We are mostly interested in the commands `pull`, `run`, and `stop` for now. But before we run anything, we have to download a model.

### Getting model files

`Ollama` is like our `model.py` program we used with `nanoGPT`. In those earlier experiments, we needed a *model file* with weights and tokenization (at a minimum). Remember, we built one from scratch using the character tokenization scheme and `train.py`. The power of `ollama` and `llama.cpp` comes from their ability to run much larger models like `llama`, `gemma`, `deepseek`, `phi`, and `mistral`. These are trained on enormous datasets and a substantial amount of supervised finetuning. They are far more powerful than even the GPT-2 implemented in `nanoGPT`. The `llama 3.1 8B` (8 billion parameters) is about 5 GB and can easily run on your computer, but it took about 1.5 million GPU hours to train it. (It also helps that `ollama` and `llama.cpp` are compiled into binaries, not Python scripts.)

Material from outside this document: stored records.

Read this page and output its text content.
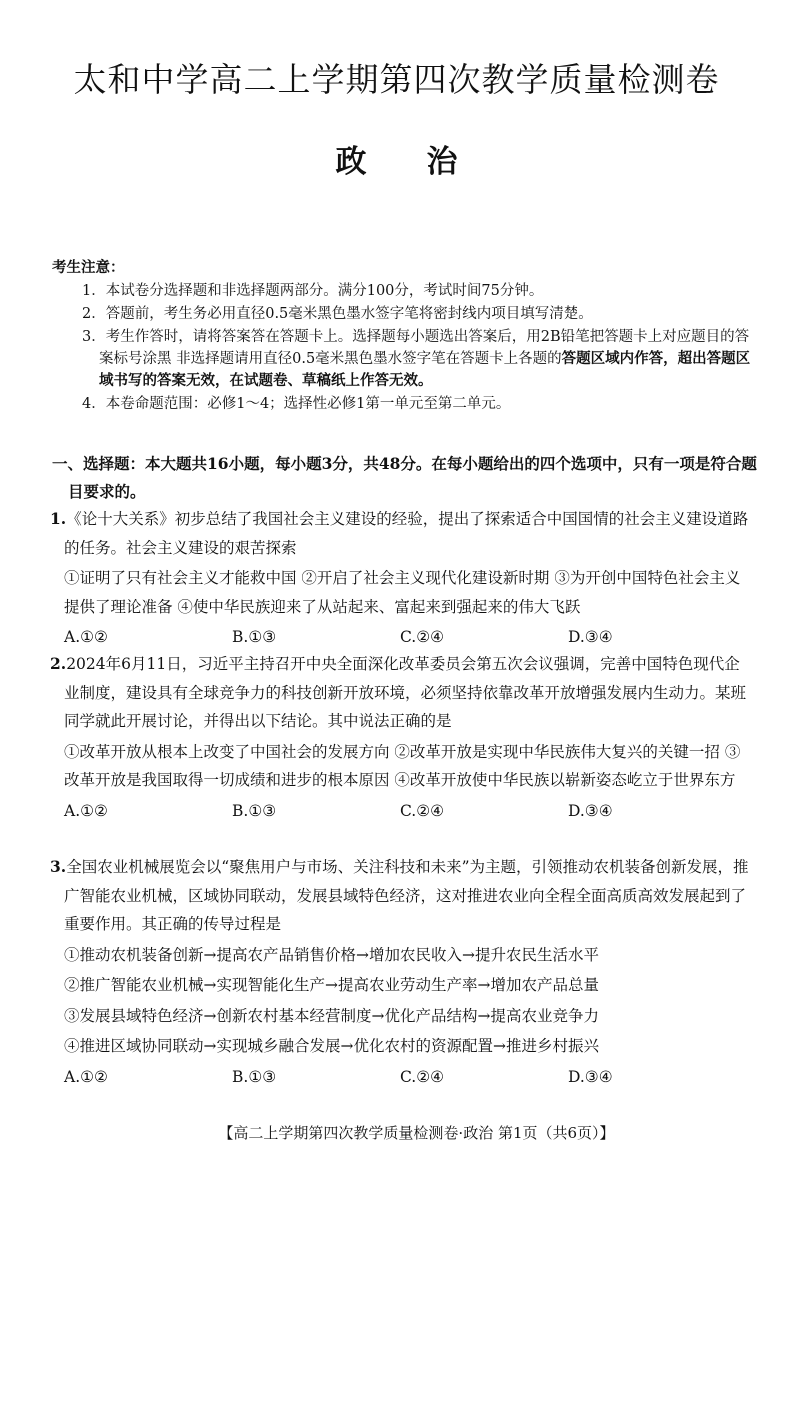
太和中学高二上学期第四次教学质量检测卷
政 治
考生注意：
1．本试卷分选择题和非选择题两部分。满分100分，考试时间75分钟。
2．答题前，考生务必用直径0.5毫米黑色墨水签字笔将密封线内项目填写清楚。
3．考生作答时，请将答案答在答题卡上。选择题每小题选出答案后，用2B铅笔把答题卡上对应题目的答案标号涂黑 非选择题请用直径0.5毫米黑色墨水签字笔在答题卡上各题的答题区域内作答，超出答题区域书写的答案无效，在试题卷、草稿纸上作答无效。
4．本卷命题范围：必修1～4；选择性必修1第一单元至第二单元。
一、选择题：本大题共16小题，每小题3分，共48分。在每小题给出的四个选项中，只有一项是符合题目要求的。
1.《论十大关系》初步总结了我国社会主义建设的经验，提出了探索适合中国国情的社会主义建设道路的任务。社会主义建设的艰苦探索
①证明了只有社会主义才能救中国 ②开启了社会主义现代化建设新时期 ③为开创中国特色社会主义提供了理论准备 ④使中华民族迎来了从站起来、富起来到强起来的伟大飞跃
A.①②	B.①③	C.②④	D.③④
2.2024年6月11日，习近平主持召开中央全面深化改革委员会第五次会议强调，完善中国特色现代企业制度，建设具有全球竞争力的科技创新开放环境，必须坚持依靠改革开放增强发展内生动力。某班同学就此开展讨论，并得出以下结论。其中说法正确的是
①改革开放从根本上改变了中国社会的发展方向 ②改革开放是实现中华民族伟大复兴的关键一招 ③改革开放是我国取得一切成绩和进步的根本原因 ④改革开放使中华民族以崭新姿态屹立于世界东方
A.①②	B.①③	C.②④	D.③④
3.全国农业机械展览会以“聚焦用户与市场、关注科技和未来”为主题，引领推动农机装备创新发展，推广智能农业机械，区域协同联动，发展县域特色经济，这对推进农业向全程全面高质高效发展起到了重要作用。其正确的传导过程是
①推动农机装备创新→提高农产品销售价格→增加农民收入→提升农民生活水平
②推广智能农业机械→实现智能化生产→提高农业劳动生产率→增加农产品总量
③发展县域特色经济→创新农村基本经营制度→优化产品结构→提高农业竞争力
④推进区域协同联动→实现城乡融合发展→优化农村的资源配置→推进乡村振兴
A.①②	B.①③	C.②④	D.③④
【高二上学期第四次教学质量检测卷·政治 第1页（共6页）】
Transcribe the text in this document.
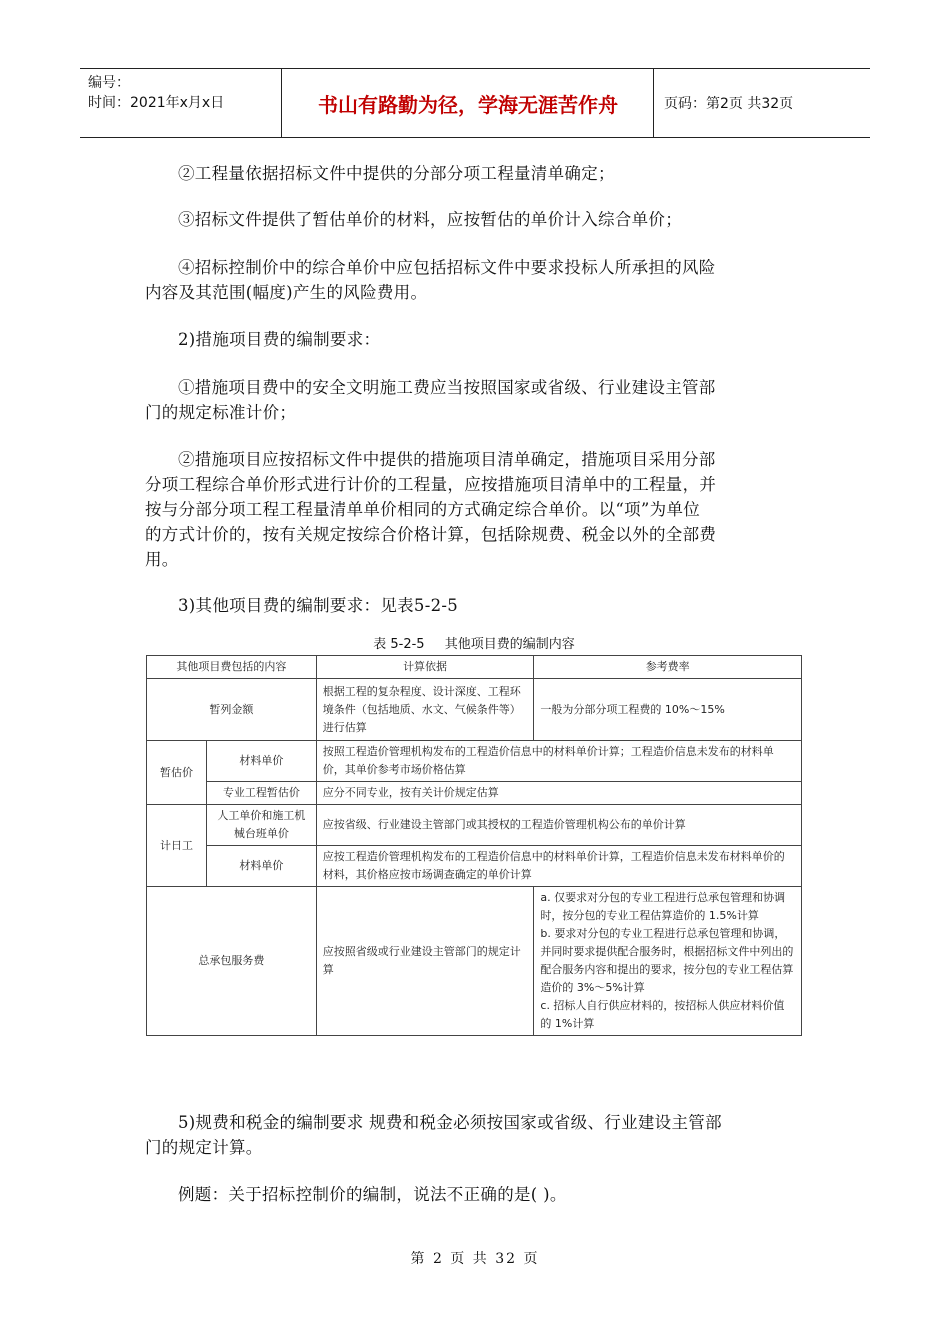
编号：
时间：2021年x月x日	书山有路勤为径，学海无涯苦作舟	页码：第2页 共32页
②工程量依据招标文件中提供的分部分项工程量清单确定；
③招标文件提供了暂估单价的材料，应按暂估的单价计入综合单价；
④招标控制价中的综合单价中应包括招标文件中要求投标人所承担的风险
内容及其范围(幅度)产生的风险费用。
2)措施项目费的编制要求：
①措施项目费中的安全文明施工费应当按照国家或省级、行业建设主管部
门的规定标准计价；
②措施项目应按招标文件中提供的措施项目清单确定，措施项目采用分部
分项工程综合单价形式进行计价的工程量，应按措施项目清单中的工程量，并
按与分部分项工程工程量清单单价相同的方式确定综合单价。以“项”为单位
的方式计价的，按有关规定按综合价格计算，包括除规费、税金以外的全部费
用。
3)其他项目费的编制要求：见表5-2-5
表 5-2-5 其他项目费的编制内容
其他项目费包括的内容		计算依据	参考费率
暂列金额		根据工程的复杂程度、设计深度、工程环境条件（包括地质、水文、气候条件等）进行估算	一般为分部分项工程费的 10%～15%
暂估价	材料单价	按照工程造价管理机构发布的工程造价信息中的材料单价计算；工程造价信息未发布的材料单价，其单价参考市场价格估算	
	专业工程暂估价	应分不同专业，按有关计价规定估算	
计日工	人工单价和施工机械台班单价	应按省级、行业建设主管部门或其授权的工程造价管理机构公布的单价计算	
	材料单价	应按工程造价管理机构发布的工程造价信息中的材料单价计算，工程造价信息未发布材料单价的材料，其价格应按市场调查确定的单价计算	
总承包服务费		应按照省级或行业建设主管部门的规定计算	a. 仅要求对分包的专业工程进行总承包管理和协调时，按分包的专业工程估算造价的 1.5%计算
b. 要求对分包的专业工程进行总承包管理和协调，并同时要求提供配合服务时，根据招标文件中列出的配合服务内容和提出的要求，按分包的专业工程估算造价的 3%～5%计算
c. 招标人自行供应材料的，按招标人供应材料价值的 1%计算
5)规费和税金的编制要求 规费和税金必须按国家或省级、行业建设主管部
门的规定计算。
例题：关于招标控制价的编制，说法不正确的是( )。
第 2 页 共 32 页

The model files are available at:

- https://ollama.com/search
- https://ollama.com/library

> **Exercise 1:** Go to https://ollama.com/library and look through different models. Search by popular and newest.

Other sources of models include Huggingface:

- https://huggingface.co/models

There are so many models! The LLM ecosystem is growing rapidly, with many use-cases steering models toward different specialized tasks.

There are a few ways to download a model from different registries. Running `ollama` with the `run` command and a model file will download the model if a local version isn't available (we will do this in the next section). You can also `pull` a model without running it.

### Launch ollama from the command line

Now let's download and run a `llama` model. (You can download the model without running it using the command `ollama pull llama3:latest`, for example. In Unix and Linux, models are stored in `~/.ollama`.)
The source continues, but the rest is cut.